British Sovietologist and writer

William Haydn Mervyn Matthews (July 25, 1932 – November 26, 2017) was a British expert on Soviet society, writer, and broadcaster.

He was born in Swansea and his early years are described in his 2002 memoir Mervyn's Lot. He took a degree in Russian at Manchester University, then moved to St Catherine's College, Oxford, then St Antony's College for work on his Ph.D.
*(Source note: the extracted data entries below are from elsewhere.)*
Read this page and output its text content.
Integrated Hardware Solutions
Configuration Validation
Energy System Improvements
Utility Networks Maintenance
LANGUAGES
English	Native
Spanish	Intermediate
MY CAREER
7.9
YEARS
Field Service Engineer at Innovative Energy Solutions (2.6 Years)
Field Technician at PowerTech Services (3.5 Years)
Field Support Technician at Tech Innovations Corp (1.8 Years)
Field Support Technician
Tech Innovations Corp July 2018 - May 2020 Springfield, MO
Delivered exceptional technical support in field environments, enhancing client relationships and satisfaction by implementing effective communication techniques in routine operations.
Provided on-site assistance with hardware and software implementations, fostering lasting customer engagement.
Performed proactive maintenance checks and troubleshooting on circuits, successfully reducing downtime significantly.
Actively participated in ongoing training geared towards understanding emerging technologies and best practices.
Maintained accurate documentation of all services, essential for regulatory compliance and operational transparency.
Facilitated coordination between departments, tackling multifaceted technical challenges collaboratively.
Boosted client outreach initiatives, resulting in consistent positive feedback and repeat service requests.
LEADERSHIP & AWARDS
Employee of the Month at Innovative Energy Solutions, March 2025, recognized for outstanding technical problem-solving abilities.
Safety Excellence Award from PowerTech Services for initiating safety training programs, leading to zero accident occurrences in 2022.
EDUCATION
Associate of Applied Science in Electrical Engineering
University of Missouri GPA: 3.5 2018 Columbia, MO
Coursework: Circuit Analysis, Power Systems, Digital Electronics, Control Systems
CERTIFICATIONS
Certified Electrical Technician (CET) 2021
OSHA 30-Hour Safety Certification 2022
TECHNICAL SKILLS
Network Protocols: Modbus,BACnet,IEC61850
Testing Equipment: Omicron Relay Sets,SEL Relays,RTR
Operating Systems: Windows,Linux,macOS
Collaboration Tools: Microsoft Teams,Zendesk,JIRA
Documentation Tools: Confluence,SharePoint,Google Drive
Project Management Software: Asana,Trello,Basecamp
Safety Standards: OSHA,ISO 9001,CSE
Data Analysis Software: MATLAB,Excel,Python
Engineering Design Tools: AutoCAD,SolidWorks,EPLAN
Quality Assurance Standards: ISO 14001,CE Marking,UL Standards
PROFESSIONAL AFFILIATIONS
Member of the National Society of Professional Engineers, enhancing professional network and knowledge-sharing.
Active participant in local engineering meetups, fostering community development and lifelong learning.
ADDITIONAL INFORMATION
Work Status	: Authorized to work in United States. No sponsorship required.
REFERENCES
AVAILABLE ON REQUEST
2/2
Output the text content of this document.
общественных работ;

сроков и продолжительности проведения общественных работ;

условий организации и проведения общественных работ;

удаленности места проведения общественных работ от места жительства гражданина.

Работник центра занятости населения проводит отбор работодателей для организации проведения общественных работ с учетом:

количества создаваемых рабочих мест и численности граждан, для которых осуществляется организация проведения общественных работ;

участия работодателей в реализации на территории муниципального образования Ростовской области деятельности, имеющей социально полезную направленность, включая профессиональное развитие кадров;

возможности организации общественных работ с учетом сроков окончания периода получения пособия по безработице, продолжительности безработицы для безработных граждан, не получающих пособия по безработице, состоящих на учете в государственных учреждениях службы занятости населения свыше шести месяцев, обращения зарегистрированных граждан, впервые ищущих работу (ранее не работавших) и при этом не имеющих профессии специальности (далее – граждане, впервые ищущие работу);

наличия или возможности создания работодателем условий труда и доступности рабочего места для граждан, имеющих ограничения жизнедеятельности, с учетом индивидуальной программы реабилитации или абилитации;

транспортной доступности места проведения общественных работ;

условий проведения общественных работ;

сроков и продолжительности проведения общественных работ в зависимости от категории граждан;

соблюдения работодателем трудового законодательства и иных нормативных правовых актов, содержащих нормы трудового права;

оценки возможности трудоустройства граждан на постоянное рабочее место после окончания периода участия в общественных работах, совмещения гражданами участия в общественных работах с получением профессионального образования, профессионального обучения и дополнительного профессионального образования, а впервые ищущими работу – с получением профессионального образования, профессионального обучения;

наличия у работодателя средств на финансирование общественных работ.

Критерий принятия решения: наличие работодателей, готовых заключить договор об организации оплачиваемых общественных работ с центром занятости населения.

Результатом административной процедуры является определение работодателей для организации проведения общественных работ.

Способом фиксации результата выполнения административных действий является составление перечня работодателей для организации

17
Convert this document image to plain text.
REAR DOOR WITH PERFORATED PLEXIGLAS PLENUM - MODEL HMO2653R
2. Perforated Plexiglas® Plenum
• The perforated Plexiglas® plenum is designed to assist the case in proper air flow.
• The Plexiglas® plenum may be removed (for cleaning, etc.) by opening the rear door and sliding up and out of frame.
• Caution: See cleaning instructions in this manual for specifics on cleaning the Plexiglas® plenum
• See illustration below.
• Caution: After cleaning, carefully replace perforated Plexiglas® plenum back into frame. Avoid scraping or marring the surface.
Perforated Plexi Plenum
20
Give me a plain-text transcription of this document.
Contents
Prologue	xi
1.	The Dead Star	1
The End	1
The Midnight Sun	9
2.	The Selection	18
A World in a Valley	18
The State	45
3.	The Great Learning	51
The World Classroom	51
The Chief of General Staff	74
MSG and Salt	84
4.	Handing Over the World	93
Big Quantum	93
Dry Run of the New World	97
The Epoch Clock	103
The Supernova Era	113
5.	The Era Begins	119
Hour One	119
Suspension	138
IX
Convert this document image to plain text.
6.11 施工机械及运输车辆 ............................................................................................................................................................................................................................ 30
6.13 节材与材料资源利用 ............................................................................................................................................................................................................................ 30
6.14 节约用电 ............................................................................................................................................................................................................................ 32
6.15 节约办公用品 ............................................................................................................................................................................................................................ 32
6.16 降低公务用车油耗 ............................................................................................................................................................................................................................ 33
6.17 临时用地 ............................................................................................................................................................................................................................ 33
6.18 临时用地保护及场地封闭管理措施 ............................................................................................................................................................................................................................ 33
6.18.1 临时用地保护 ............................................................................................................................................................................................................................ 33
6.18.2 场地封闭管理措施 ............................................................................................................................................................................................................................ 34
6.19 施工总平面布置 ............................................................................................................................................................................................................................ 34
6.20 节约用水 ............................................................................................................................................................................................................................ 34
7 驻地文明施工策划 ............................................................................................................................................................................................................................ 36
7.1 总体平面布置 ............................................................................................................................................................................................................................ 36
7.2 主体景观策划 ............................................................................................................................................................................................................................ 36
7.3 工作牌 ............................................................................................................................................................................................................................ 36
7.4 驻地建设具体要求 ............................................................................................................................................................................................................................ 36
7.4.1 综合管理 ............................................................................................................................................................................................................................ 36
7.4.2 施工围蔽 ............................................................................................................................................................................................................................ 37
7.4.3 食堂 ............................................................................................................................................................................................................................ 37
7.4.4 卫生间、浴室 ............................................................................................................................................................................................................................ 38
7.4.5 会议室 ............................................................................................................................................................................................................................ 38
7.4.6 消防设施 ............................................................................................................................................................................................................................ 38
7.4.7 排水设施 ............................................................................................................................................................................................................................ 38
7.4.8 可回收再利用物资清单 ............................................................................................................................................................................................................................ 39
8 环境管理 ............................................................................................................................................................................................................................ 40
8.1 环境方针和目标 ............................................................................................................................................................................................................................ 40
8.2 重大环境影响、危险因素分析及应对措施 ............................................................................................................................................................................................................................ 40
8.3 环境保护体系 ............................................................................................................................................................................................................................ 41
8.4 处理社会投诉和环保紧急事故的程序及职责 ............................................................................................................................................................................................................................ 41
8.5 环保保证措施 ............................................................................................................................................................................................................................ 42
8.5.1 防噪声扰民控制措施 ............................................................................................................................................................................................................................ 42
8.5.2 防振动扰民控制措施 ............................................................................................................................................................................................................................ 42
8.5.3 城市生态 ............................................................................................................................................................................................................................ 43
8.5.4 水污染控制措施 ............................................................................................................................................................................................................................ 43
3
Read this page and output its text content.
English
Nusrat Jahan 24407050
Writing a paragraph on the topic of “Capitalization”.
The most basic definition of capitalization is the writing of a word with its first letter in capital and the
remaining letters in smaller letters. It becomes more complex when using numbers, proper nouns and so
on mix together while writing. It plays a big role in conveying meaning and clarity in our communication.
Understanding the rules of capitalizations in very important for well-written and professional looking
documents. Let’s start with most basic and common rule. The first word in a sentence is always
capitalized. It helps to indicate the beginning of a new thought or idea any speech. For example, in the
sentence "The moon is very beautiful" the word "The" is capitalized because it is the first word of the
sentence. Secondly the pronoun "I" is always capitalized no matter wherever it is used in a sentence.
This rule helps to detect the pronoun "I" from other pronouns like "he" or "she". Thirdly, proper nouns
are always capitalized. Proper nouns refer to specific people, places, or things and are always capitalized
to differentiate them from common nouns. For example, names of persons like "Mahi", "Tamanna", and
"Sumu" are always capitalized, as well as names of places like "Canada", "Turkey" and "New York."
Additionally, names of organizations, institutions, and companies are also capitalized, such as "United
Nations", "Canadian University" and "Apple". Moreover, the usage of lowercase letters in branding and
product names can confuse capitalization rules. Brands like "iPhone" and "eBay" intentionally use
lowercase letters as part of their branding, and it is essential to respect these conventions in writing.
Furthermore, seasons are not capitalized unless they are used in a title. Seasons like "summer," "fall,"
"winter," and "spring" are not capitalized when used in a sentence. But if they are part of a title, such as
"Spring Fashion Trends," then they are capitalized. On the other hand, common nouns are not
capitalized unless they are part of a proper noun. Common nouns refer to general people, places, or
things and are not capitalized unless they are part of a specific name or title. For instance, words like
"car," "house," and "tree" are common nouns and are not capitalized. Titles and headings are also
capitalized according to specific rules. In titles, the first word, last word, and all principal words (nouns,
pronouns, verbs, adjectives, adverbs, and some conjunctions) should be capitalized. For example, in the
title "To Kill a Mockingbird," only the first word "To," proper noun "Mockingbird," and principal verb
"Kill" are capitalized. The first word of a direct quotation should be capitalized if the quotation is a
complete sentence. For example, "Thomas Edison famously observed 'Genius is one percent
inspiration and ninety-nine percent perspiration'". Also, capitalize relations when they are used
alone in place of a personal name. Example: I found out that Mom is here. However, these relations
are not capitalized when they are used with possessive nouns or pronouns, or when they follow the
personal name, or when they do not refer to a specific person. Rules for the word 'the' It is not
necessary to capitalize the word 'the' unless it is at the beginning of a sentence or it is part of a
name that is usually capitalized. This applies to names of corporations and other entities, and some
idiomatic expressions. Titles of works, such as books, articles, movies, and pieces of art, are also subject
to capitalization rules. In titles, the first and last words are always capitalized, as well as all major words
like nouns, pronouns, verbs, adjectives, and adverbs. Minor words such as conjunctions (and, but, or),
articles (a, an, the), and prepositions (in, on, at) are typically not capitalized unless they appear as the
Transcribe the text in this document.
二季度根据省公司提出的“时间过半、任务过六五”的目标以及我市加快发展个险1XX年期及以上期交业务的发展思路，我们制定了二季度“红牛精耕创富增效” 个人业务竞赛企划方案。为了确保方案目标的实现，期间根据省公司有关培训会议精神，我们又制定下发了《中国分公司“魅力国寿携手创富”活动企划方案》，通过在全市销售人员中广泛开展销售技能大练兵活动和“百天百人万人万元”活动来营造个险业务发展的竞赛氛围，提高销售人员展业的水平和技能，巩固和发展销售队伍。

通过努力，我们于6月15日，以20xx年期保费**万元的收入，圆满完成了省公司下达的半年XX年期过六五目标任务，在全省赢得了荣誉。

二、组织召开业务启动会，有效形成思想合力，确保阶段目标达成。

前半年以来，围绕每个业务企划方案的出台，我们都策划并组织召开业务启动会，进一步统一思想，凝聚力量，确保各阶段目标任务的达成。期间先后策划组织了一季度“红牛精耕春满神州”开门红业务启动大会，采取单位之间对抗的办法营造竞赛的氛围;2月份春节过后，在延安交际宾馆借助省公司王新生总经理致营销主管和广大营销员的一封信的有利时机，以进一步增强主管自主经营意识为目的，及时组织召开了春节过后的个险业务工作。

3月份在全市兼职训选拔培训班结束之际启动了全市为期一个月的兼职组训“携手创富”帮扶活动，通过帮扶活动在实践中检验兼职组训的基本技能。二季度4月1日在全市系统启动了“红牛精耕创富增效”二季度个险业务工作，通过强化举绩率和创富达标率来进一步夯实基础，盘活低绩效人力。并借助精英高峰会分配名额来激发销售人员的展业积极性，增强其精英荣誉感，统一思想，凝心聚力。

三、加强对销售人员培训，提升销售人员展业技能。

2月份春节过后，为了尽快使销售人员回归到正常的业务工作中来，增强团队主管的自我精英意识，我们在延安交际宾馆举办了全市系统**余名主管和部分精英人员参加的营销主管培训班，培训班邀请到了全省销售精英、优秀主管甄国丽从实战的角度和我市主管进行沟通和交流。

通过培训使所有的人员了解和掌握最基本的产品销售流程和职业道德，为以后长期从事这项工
Falling in love with his future wife from the Soviet Union cost him his career. He was accepted as a research fellow at Moscow University, but expelled from the Soviet Union in 1964 for "anti-Soviet propaganda and speculation". (Note: спекуляция ("speculation") is a Russian term for profiteering. This refers to an episode when KGB caught Matthews when he tried to sell a sweater to a friend.) St Antony's College annulled his research fellowship for political troublemaking, after which he moved to the University of Nottingham.
He eventually settled as reader in the University of Surrey's linguistic and regional studies department.

==Books==
- 1972: Class and Society in Soviet Russia
- 1978: Privilege in the Soviet Union: A Study of Elite Life-Styles Under Communism
- 1982: Education in the Soviet Union: Policies and Institutions Since Stalin
- 1986: Poverty in the Soviet Union: The Life-styles of the Underprivileged in Recent Years
- 1989: Patterns of Deprivation in the Soviet Union Under Brezhnev and Gorbachev
- 1993: The Passport Society: Controlling Movement In Russia And The USSR
- 2008: Mother Russia: A thrilling tale of crooks, corpses and Penclawdd cockles
- (ed.) Soviet government: A selection of official documents on internal policies
- (ed.)Soviet Sociology, 1964-75: A Bibliography
- (ed.)Party, State and Citizen in the Soviet Union: A Collection of Documents
- Trilogy of memoirs
  - Mervyn's Lot, "covered his troubled boyhood in war-torn Swansea of the thirties and forties"
  - Mila and Mervusya, "recounts the gripping tale of his extraordinary adventures with the KGB in Khrushchev's Russia during the Cold War"
  - Mervyn's Russia: A memoir of Russia, "his life in Pimlico with a colorful Russian wife Ludmila, following their marriage under the shadow of Lenin's statue in the Moscow Palace of Weddings in 1969; his return visits to the new, post-Soviet Russia and the many unusual Russians he met"

==Family==

Matthews is the father of Owen Matthews, a British expert on Soviet society. His wife was Lyudmila Bibikova, born in Kharkiv, Soviet Ukraine. Their relationship across the "Iron Curtain" holds a notable place in Anglo-Soviet relations in the 1960s. It was explored by Owen in Stalin’s Children and by Mervyn in Mila and Mervusya.

Bibikova's father, Boris Bibikov, was a Communist Party official and was executed in 1937.